Suddenly a glaze of tears overspread Maxime Dalahaide's dark eyes. "Home?" he echoed wistfully. "Home! Ah, if it might be!"

"It shall be," returned Virginia. "George, tell him our plan. You can do it better than I."

"The thing is to get you on board the yacht," said Trent. "After that, you're all right. We can show our heels to pretty well anything in these parts."

Dalahaide shook his head. "There are no words to thank you for what you have done, and would do for me," he answered. "But it is impossible. Once I thought of escape. I tried and failed, as others have tried and failed. After the second time, they put me in the Black Cell, and I saved myself from madness by calling to memory all of Shakespeare that I had ever learned. I don't say 'impossible' because I am afraid of that again. I have passed beyond fear of anything. What have I left to dread? I know the worst; I have lived through the worst that can befall a man. But in that dreadful blackness, where my very soul seemed to dissolve in night, I realized that, even if I could escape, how useless freedom would be if my innocence were not proved. I could not go to France or England. I should live a hunted life. As well be an exile here as nearer home—better, perhaps, now that the first bitterness has passed."

"You think this because you've been ill, and your blood runs slow," said George Trent. "All you need is to be strong again, and——"

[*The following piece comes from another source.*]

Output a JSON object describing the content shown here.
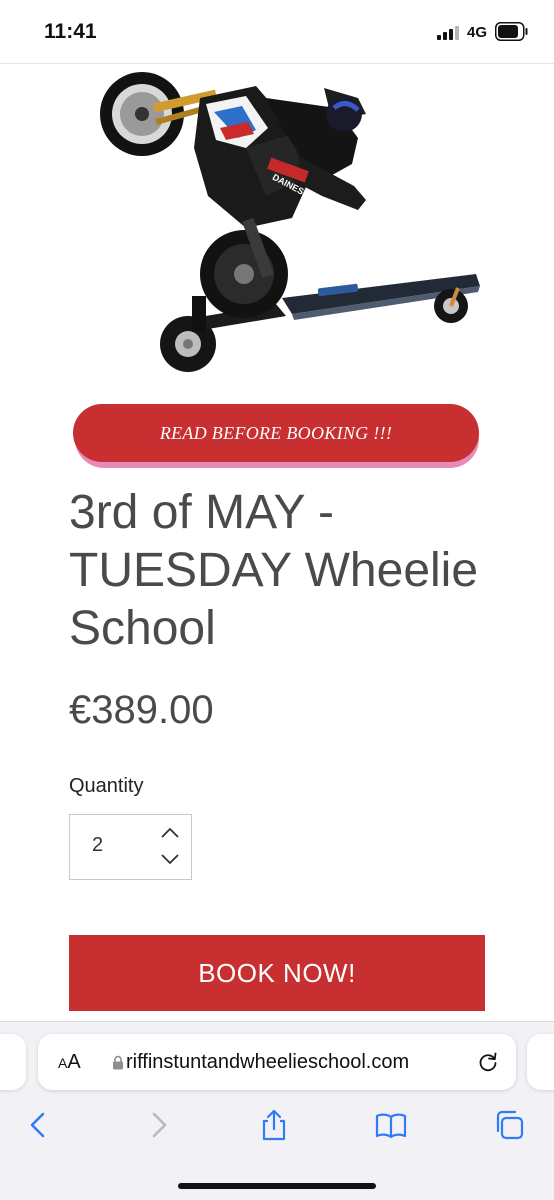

"Strong again!" echoed Maxime, with sorrowful contempt. "I've been thanking heaven that I hadn't strength enough left to care for anything. It's true, as you say; the oil in my lamp of life burns low, and so much the better for me. What I want now is to get it all over as soon as may be. You are kind—you are so good to me that I am lost in wonder; yet even you cannot give me a freedom worth having. Take back my love to my sister, but tell her—tell her that I am content to stay as I am."

"Content to die, you mean!" cried Virginia.

"Oh, you are ill indeed to feel like this. How can you bear to stay here, when you have a chance to be a free man—even if not a happy man—to stay here, and let your enemy, who sent you to this place, laugh and think how his plot against you has succeeded?"